A Salute to Bean Farmers

The fava beans plants pulled from the ground and placed on garden cart.This is it. The complete fava bean harvest. All those big, bulky, ugly plants fit into the garden cart.

The beans, when they first started to grow, had the prettiest white flowers with purple centers. Then everything turned ugly. The flowers instead of wilting and falling off, stayed on the plant as they turned darker and shriveled up. The beans pods started to grow in an upward position and pulled the five foot stocks toward the ground.

The stalks ended up gnarled twisted vines with clumps of hulk-looking bean pods that pointed upward like accusing, green, arthritic fingers.

My first attempt to grow the unusual beans will probably be my last attempt. When I pulled the pods off the vines (it was a struggle where the vines got the better of me), the total harvest fit into a three gallon container.

The pods themselves looked like they would be full of beans, but less than half ever developed. The pods were phantoms, they grew and took nourishment from the plant but used all the energy to bulk up a pod with the white flesh instead of forming beans that would grow to maturity.

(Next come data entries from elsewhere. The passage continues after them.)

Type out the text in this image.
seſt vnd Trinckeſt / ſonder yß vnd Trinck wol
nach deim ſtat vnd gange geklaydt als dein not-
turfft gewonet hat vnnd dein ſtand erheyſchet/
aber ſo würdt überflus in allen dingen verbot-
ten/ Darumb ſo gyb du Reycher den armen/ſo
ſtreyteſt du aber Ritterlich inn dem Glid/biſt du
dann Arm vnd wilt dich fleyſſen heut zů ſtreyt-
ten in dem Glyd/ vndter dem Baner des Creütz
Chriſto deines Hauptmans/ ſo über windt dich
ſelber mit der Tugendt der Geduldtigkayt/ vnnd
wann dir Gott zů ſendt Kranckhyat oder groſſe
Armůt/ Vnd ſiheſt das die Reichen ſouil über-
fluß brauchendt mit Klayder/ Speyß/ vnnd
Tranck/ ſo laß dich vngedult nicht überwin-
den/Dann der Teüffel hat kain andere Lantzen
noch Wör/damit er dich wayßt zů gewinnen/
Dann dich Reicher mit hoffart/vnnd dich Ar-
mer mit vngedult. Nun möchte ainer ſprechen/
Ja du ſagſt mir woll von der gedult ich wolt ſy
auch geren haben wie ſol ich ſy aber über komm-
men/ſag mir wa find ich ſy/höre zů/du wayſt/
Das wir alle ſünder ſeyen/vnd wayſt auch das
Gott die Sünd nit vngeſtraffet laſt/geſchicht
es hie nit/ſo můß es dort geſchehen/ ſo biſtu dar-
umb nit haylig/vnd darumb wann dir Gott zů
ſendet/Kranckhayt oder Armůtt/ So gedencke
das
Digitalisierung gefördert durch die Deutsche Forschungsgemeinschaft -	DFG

Fava beans on the drying rack.I ended up with slightly less than two trays of green beans for the dehydrator.

It was a very disappointing harvest to say the least.

The final outcome only filled one sandwich bag, and in my opinion, they don’t even look very pretty in this stage either.

The whole harvest when dried fit into a sandwich bag.

 

The stalks and opened pods were fed to the cows. At first sniff, they knew that this vegetable was different. Eventually they did eat it all.

My hat is off to the fava bean farmers all over the world. How you can produce a harvest from this unusual vegetable is beyond my abilities. I think I’ll stick to basic green beans.